Although they have the money, many NHS hospitals do not have the facilities to provide the extra wards and operating sessions that are needed to clear the lists.

Frank Dobson, The Secretary of State for Health, said yesterday that an extra pounds 32m would go to health authorities as a "performance bonus" to reward those that had cut waiting lists, because figures showed that hospital spending on private agency nurses had doubled in five years.

A hospital in Coventry would use its share of the money to provide a second "clean air" theatre, significantly increasing the number of orthopaedic cases that could be treated. Redbridge and Waltham Forest Health Authority, in London, would invest the money in techniques to reduce the use of invasive surgery.

But it emerged that East London and the City Health Authority planned to spend pounds 200,000 on surgery at the private London Independent Hospital, where a room costs between pounds 250 and pounds 350 a day.

A spokeswoman for the health authority said: "It is very difficult to switch capacity on and off. This is the only way we can deliver quick treatment for people on the waiting list."

The pounds 32m performance fund - 10 per cent of the pounds 320m allocated nationally for cutting waiting lists this year - was intended to encourage best practice, but it is understood that all health authorities will receive a share.
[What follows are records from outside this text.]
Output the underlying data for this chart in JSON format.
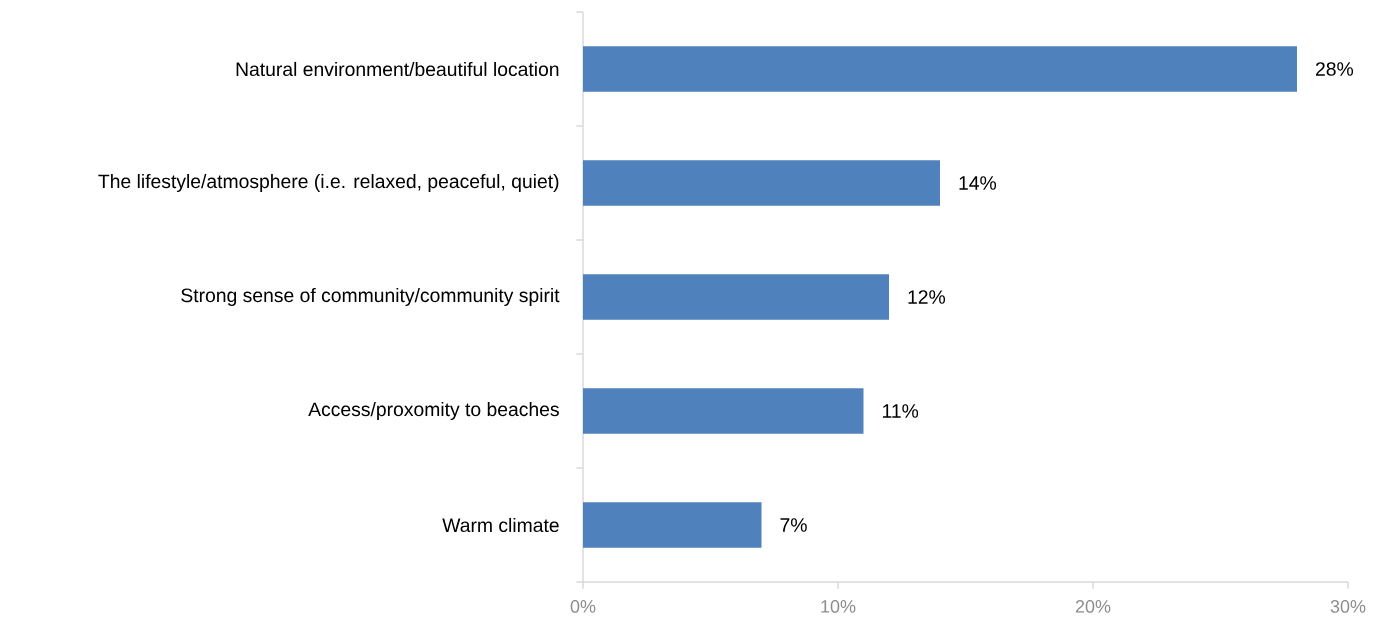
{
  "chart_data": {
    "type": "bar",
    "orientation": "horizontal",
    "categories": [
      "Natural environment/beautiful location",
      "The lifestyle/atmosphere (i.e. relaxed, peaceful, quiet)",
      "Strong sense of community/community spirit",
      "Access/proxomity to beaches",
      "Warm climate"
    ],
    "values": [
      28,
      14,
      12,
      11,
      7
    ],
    "value_labels": [
      "28%",
      "14%",
      "12%",
      "11%",
      "7%"
    ],
    "color": "#4f81bd",
    "xlim": [
      0,
      30
    ],
    "xticks": [
      {
        "value": 0,
        "label": "0%"
      },
      {
        "value": 10,
        "label": "10%"
      },
      {
        "value": 20,
        "label": "20%"
      },
      {
        "value": 30,
        "label": "30%"
      }
    ]
  }
}
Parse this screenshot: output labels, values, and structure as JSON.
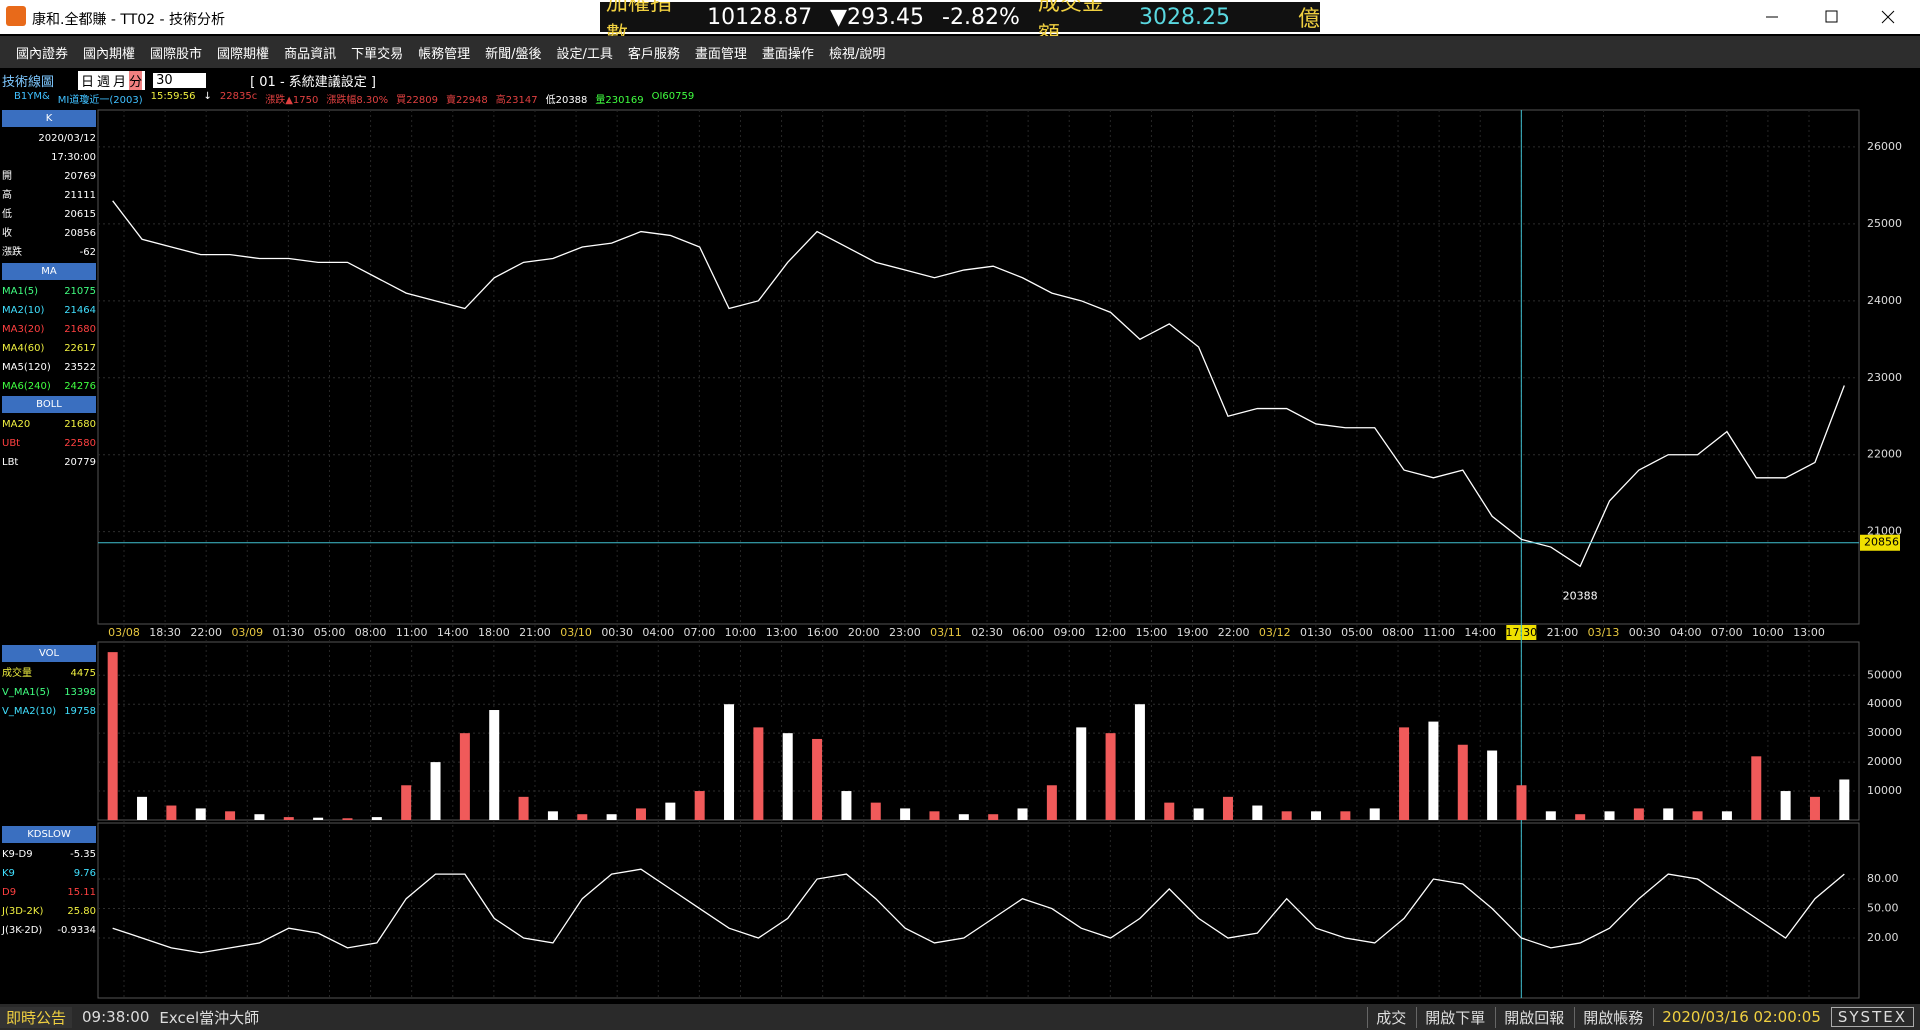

Stephen Thornton, director of the NHS Confederation, said that the use of private hospitals and private agency nurses was diverting money from the NHS.

The British Medical Association joined the attack by calling on the Government to treat patients according to their clinical need rather than their position on a waiting list.

In a discussion paper published yesterday, which draws on experience abroad, the BMA said that when patients were put on surgery waiting lists, they should be given a score that reflected the severity of their condition and how quickly they needed surgery. There ought also to be national guidelines so that patients knew they would be given the same priority for surgery wherever they lived.

Dr Peter Hawker, chairman of the BMA's consultants' committee, said: "We must move away from the present focus this government has on total numbers waiting for surgery and look at the clinical priority of those awaiting surgery."